问题
I have a large database (50 million rows) containing time series data. There is a clustered index on the [datetime] column which ensures that that the table is always sorted in chronological order.
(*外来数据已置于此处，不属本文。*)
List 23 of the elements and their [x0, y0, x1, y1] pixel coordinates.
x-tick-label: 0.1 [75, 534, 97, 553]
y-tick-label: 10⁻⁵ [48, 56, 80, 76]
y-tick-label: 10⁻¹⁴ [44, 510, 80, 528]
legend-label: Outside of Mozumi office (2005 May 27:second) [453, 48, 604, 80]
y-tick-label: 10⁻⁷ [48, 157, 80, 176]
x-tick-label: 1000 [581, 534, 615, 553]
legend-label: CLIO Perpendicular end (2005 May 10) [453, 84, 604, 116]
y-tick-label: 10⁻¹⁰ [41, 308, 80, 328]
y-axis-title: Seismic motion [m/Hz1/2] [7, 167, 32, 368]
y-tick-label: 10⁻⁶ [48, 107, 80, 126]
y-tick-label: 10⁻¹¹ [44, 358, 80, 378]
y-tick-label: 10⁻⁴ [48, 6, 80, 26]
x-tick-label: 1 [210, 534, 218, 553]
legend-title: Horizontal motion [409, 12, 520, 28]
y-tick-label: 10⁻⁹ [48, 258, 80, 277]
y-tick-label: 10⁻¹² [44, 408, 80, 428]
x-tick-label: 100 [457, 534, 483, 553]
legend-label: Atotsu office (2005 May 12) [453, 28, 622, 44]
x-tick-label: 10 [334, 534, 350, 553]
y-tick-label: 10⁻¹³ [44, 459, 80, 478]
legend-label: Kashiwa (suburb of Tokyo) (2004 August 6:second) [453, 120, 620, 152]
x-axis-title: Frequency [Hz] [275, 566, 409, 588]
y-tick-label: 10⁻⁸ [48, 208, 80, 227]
What is the most performant way to read the rows of the table out into a C# app, on a row-by-row basis?
回答1:
You should try this and find out. I just did, and saw no performance issues.
USE [master]
GO
/****** Object: Database [HugeDatabase] Script Date: 06/27/2011 13:27:50 ******/
CREATE DATABASE [HugeDatabase] ON PRIMARY
( NAME = N'HugeDatabase', FILENAME = N'C:\Program Files\Microsoft SQL Server\MSSQL10_50.SQL2K8R2\MSSQL\DATA\HugeDatabase.mdf' , SIZE = 1940736KB , MAXSIZE = UNLIMITED, FILEGROWTH = 1024KB )
LOG ON
( NAME = N'HugeDatabase_log', FILENAME = N'C:\Program Files\Microsoft SQL Server\MSSQL10_50.SQL2K8R2\MSSQL\DATA\HugeDatabase_log.LDF' , SIZE = 395392KB , MAXSIZE = 2048GB , FILEGROWTH = 10%)
GO
USE [HugeDatabase]
GO
/****** Object: Table [dbo].[HugeTable] Script Date: 06/27/2011 13:27:53 ******/
SET ANSI_NULLS ON
GO
SET QUOTED_IDENTIFIER ON
GO
CREATE TABLE [dbo].[HugeTable](
[ID] [int] IDENTITY(1,1) NOT NULL,
[PointInTime] [datetime] NULL,
PRIMARY KEY NONCLUSTERED
(
[ID] ASC
)WITH (PAD_INDEX = OFF, STATISTICS_NORECOMPUTE = OFF, IGNORE_DUP_KEY = OFF, ALLOW_ROW_LOCKS = ON, ALLOW_PAGE_LOCKS = ON) ON [PRIMARY]
) ON [PRIMARY]
GO
CREATE CLUSTERED INDEX [IX_HugeTable_PointInTime] ON [dbo].[HugeTable]
(
[PointInTime] ASC
)WITH (PAD_INDEX = OFF, STATISTICS_NORECOMPUTE = OFF, SORT_IN_TEMPDB = OFF, IGNORE_DUP_KEY = OFF, DROP_EXISTING = OFF, ONLINE = OFF, ALLOW_ROW_LOCKS = ON, ALLOW_PAGE_LOCKS = ON) ON [PRIMARY]
GO
Populate:
DECLARE @t datetime
SET @t = '2011-01-01'
DECLARE @i int
SET @i=0
SET NOCOUNT ON
WHILE (@i < 50000000)
BEGIN
INSERT INTO HugeTable(PointInTime) VALUES(@t)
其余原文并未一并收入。